Demystifying Floating Point Numbers: How Computers Store and Handle Them

Last week when I was having lunch, I suddenly thought of how floating point numbers are stored in binary representation. Even though I've been programming for a while, I couldn't remember and took this for granted. Let's dive into this basic idea together. We'll explore how computers use binary to represent numbers and maintain accuracy in calculations.

Understanding decimal and binary representation

Decimal is one of the common ways we represent numbers in our daily life, it contains digits from 0-9. The position of each number represents its value, with each position representing a power of 10(decimal is base-10). For example, in the number 123, the digit 3 represents the ones place(10^0), the digit 2 represents the tens place (10^1), and the digit 1 represents the hundreds place (10^2).

This idea of representing numbers with a base can be extended to other base values like, binary - 2, hexadecimal - 16 and so on..
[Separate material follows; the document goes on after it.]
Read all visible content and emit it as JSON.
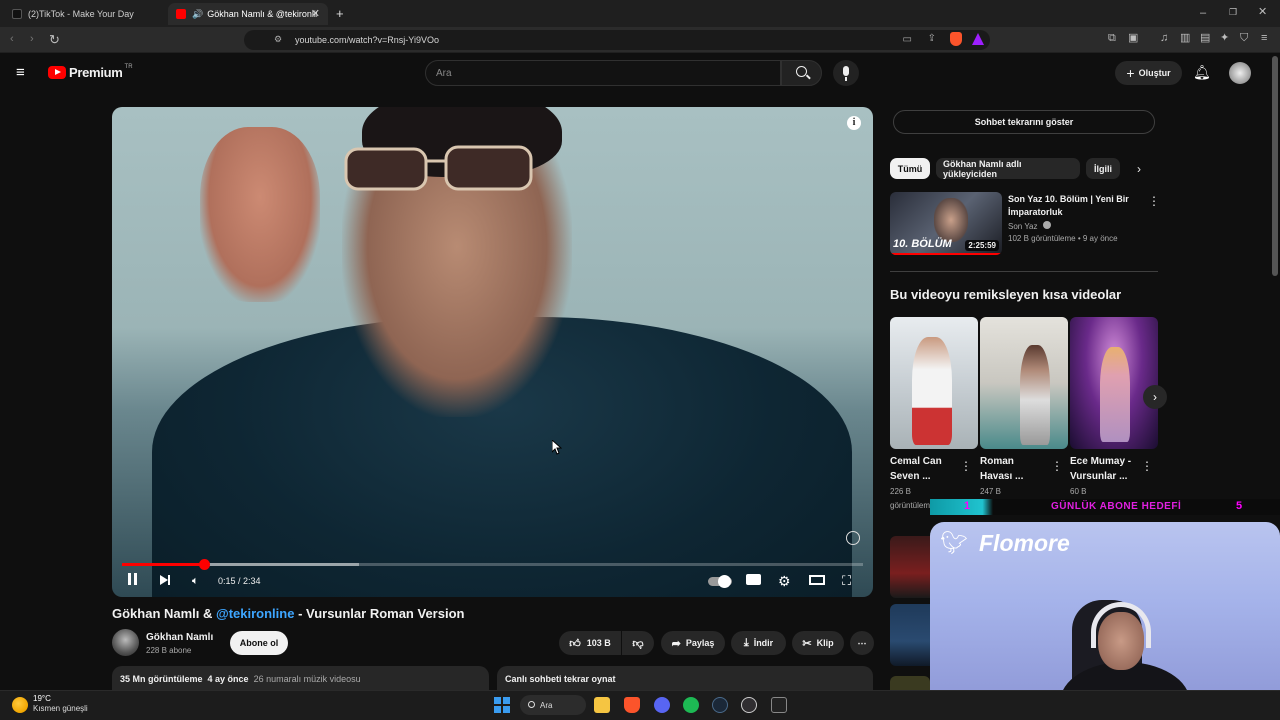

This sounds good, but how do we use this type of notation to represent fractions. This is supported in the notation by having a . in the number, the numbers prior to the . are similar to what we've discussed earlier. Whereas a number after . represents the fractional portion. In the fractional portion each number represents a negative power of 10(for decimal). For example, in the fractional portion of 123.45 the digit 4 is in the tenths place (10^-1) and the digit 5 is in the hundredths place (10^-2).

Can we expand this to binary?
The answer is yes.
For example:

$$123_{10} = 1111011_{2}$$

$$123.45_{10} =1.1110110111\overline{0011}_{2}$$

$$1.25_{10} = 1.01_2$$

Storing the whole number part of a binary number is pretty straight forward, but how are we going to store the fraction part of the binary in a computer?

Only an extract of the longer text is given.